Villa Alessandra, Mark Alan E, Saracino Gloria A A, Cosentino Ugo, Pitea Demetrio, Moro Giorgio, Salmona Mario
Groningen Biomolecular Sciences and Biotechnology Institute (GBB), University of Groningen, Nijenborgh 4, 9747 AG Groningen, The Netherlands.
J Phys Chem B. 2006 Jan 26;110(3):1423-8. doi: 10.1021/jp052722o.
Extensive molecular dynamic simulations (approximately 240 ns) have been used to investigate the conformational behavior of PrP106-126 prion peptide in four different environments (water, dimethyl sulfoxide, hexane, and trifluoroethanol) and under both neutral and acidic conditions. The conformational polymorphism of PrP106-126 in solution observed in the simulations supports the role of this fragment in the structural transition of the native to the abnormal form of prion protein in response to changes in the local environmental conditions. The peptide in solution is primarily unstructured. The simulations show an increased presence of helical structure in an apolar solvent, in agreement with the results from circular dichroism spectroscopy. In water solution, beta-sheet elements were observed between residues 108-112 and either residues 115-121 or 121-126. An alpha-beta transition was observed under neutral conditions. In DMSO, the peptide adopted an extended conformation, in agreement with nuclear magnetic resonance experiments.

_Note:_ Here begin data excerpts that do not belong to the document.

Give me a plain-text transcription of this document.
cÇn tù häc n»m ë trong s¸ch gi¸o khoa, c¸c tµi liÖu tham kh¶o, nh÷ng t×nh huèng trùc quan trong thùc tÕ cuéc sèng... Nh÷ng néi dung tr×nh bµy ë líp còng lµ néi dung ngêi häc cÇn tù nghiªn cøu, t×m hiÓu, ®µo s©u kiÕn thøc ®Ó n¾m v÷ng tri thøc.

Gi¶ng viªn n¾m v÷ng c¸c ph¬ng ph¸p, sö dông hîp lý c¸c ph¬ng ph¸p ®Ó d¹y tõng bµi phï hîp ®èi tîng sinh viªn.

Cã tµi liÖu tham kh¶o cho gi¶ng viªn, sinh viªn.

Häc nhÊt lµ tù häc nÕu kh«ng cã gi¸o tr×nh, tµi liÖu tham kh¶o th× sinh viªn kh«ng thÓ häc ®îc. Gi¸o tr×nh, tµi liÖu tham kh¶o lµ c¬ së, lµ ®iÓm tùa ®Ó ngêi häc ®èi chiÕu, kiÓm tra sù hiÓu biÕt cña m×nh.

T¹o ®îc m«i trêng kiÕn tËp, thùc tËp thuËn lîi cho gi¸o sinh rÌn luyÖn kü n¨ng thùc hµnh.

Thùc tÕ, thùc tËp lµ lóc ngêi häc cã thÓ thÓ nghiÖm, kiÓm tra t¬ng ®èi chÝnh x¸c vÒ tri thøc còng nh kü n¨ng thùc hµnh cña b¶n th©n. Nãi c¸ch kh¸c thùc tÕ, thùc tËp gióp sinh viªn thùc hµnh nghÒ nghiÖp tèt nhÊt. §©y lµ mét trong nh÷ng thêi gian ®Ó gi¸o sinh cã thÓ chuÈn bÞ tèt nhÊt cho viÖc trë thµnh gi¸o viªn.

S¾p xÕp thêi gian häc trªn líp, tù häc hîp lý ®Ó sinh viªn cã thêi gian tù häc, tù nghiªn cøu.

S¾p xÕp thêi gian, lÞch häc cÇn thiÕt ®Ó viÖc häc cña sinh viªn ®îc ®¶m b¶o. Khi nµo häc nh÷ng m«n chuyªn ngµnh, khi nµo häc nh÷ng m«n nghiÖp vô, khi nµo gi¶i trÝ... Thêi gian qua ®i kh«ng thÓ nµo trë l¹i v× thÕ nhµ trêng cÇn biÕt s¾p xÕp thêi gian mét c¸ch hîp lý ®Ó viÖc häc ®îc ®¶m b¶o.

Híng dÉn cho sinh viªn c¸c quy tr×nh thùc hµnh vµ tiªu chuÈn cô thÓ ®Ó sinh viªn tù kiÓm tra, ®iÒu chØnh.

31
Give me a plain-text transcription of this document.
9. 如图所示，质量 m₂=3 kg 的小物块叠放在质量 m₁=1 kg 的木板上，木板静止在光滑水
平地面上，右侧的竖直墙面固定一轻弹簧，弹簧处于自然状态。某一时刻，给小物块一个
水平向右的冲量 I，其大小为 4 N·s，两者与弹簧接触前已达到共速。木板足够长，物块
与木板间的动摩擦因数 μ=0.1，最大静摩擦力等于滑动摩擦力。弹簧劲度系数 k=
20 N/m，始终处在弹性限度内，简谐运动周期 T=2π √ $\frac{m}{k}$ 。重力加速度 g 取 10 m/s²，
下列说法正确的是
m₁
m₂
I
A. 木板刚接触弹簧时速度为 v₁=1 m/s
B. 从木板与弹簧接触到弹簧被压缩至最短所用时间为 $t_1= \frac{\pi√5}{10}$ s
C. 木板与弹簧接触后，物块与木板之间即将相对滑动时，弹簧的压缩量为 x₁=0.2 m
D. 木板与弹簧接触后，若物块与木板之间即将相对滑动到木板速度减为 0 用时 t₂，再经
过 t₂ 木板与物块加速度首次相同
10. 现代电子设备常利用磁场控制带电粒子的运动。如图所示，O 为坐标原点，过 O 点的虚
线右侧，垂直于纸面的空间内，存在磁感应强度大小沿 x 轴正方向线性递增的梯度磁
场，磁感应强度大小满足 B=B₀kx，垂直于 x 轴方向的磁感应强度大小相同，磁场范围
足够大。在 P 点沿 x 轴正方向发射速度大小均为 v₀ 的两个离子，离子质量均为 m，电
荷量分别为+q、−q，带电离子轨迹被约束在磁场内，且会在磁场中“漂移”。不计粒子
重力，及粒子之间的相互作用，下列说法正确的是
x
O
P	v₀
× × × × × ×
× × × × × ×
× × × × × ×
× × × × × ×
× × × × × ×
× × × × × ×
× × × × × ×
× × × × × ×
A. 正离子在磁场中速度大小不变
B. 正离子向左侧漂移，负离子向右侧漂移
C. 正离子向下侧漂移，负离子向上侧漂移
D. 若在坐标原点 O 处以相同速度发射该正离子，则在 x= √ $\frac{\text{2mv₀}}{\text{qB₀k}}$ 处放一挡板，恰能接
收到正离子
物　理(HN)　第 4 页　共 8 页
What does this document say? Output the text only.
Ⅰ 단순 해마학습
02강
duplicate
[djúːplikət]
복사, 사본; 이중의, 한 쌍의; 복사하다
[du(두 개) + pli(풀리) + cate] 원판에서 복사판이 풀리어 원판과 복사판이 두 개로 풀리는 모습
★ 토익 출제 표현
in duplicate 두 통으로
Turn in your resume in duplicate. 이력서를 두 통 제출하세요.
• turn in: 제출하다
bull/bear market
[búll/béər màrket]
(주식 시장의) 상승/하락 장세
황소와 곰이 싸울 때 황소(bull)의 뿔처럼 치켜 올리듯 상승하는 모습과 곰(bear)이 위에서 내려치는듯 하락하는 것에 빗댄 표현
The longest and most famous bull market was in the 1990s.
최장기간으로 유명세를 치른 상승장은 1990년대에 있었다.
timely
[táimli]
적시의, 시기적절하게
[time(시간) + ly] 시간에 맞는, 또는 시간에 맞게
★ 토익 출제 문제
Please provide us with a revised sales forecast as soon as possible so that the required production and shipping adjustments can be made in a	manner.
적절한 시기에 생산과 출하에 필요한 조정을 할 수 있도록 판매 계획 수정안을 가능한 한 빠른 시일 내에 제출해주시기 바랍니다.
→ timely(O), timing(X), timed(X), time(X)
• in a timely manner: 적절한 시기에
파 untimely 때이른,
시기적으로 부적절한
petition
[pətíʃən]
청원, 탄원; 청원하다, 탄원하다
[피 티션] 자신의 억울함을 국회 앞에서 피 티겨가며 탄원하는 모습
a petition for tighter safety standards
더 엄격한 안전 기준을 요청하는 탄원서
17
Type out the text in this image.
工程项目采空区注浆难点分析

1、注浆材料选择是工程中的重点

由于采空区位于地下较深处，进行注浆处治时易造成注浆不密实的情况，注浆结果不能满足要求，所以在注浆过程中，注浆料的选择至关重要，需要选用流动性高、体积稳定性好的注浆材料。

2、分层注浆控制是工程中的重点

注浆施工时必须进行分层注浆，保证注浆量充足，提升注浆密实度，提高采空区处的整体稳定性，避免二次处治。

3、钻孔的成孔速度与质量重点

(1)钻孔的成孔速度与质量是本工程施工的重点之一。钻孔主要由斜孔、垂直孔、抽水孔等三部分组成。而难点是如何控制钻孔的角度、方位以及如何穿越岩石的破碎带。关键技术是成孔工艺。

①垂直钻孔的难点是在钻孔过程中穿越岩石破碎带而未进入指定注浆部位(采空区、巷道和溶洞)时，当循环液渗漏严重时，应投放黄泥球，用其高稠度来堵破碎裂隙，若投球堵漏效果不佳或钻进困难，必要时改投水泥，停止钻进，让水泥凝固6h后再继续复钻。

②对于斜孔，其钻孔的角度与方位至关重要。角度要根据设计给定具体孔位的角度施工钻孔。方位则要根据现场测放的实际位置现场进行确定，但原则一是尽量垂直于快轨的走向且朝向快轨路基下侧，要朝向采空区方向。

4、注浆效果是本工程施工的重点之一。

广泛的分子动力学模拟(约240纳秒)已被用于研究PrP106 - 126朊病毒肽在四种不同环境(水、二甲基亚砜、己烷和三氟乙醇)以及中性和酸性条件下的构象行为。模拟中观察到的PrP106 - 126在溶液中的构象多态性支持了该片段在朊病毒蛋白从天然形式向异常形式的结构转变中,响应局部环境条件变化所起的作用。溶液中的肽主要是无结构的。模拟显示在非极性溶剂中螺旋结构的存在增加,这与圆二色光谱的结果一致。在水溶液中,在残基108 - 112与残基115 - 121或121 - 126之间观察到β - 折叠元件。在中性条件下观察到α - β转变。在二甲基亚砜中,该肽呈现伸展构象,这与核磁共振实验结果一致。